Have you never heard of postmodernism? In a nutshell, the notion is that what the writer meant is unknown and perhaps indeterminable. It is the meaning taken in the reader's encounter with the text that is the only meaning. This has little or nothing to do with the writers "intent" which exists only under erasure. People like Justice Scalia would probably agree with you that deviation from the original intent is illegitimate. Surely you don't want to be like him!?
posted by Lrn24gt at 10:09 PM on October 30, 2013


Obvious that the haters on JCO don't know or care about her past work. She's adept at pushing people's buttons. She's done it again. So she's kicking at fusty idols like Robert Frost.

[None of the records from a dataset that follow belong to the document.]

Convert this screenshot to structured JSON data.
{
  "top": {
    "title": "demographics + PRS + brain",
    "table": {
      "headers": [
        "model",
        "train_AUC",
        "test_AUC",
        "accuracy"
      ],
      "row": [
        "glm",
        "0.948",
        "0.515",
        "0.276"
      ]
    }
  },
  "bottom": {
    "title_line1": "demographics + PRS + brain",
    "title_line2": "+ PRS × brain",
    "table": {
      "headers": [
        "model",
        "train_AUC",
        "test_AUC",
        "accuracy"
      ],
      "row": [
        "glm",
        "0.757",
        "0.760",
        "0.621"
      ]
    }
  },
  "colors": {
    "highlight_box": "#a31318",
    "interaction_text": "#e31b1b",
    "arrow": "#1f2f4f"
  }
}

Good for her.

I am a longtime Harper's subscriber and I thought that this essay was one of the most poorly written things that I've ever read in the magazine.

It's not an essay.
posted by blucevalo at 11:08 PM on October 30, 2013 [3 favorites]


A vicious piece of tripe.
posted by chance at 5:33 AM on October 31, 2013


This story is linked in such a way that it makes the print dialogue appear on my computer.
posted by ChuckRamone at 7:36 AM on October 31, 2013


Coming this summer . . .

Two roads diverge.

Only one comes out alive.


uh

aren't they converging, then
posted by Rustic Etruscan at 9:30 AM on October 31, 2013


What's interesting to me is that so many of the responses to Oates's piece read it as a particularly malicious piece of historical fiction, whereas I read it as a postmodern riff on literary hero worship and how empty of meaning the whole concept of "the poet" is (much less the "greatest American poet"). I mean, if you look at all the weirdness going on in the story--the use of anachronism jumped out at me in particular--it seems pretty clear that Oates is up to something stranger and more subtle than her critics give her credit for. The mind-blowing piece, for me at least, is that from that very postmodern point of view both readings of the story are equally plausible! (I still like mine better.)
posted by 912 Greens at 1:13 PM on October 31, 2013 [1 favorite]


What's interesting to me is that so many
read it as a particularly malicious piece of fiction
whereas
literary hero worship
empty of meaning
I mean
all the weirdness
anachronism jumped out
it seems pretty clear
something stranger and more subtle
are equally plausible!
I still like mine better.
posted by Splunge at 1:35 PM on November 3, 2013


It's not an essay.

To me, an essay is "a short piece of writing" and Harper's magazine is a collection of essays. Sorry this put you in a negative frame of mind, but I'd be curious about what your point is, should you like to attempt to clarify what it actually is.
posted by Kwine at 9:26 PM on November 4, 2013


Kwine, it's a piece of short fiction. People tend not to call short stories essays, and Harper's collects both. The distinction between the two genres isn't the magazines in which they're published.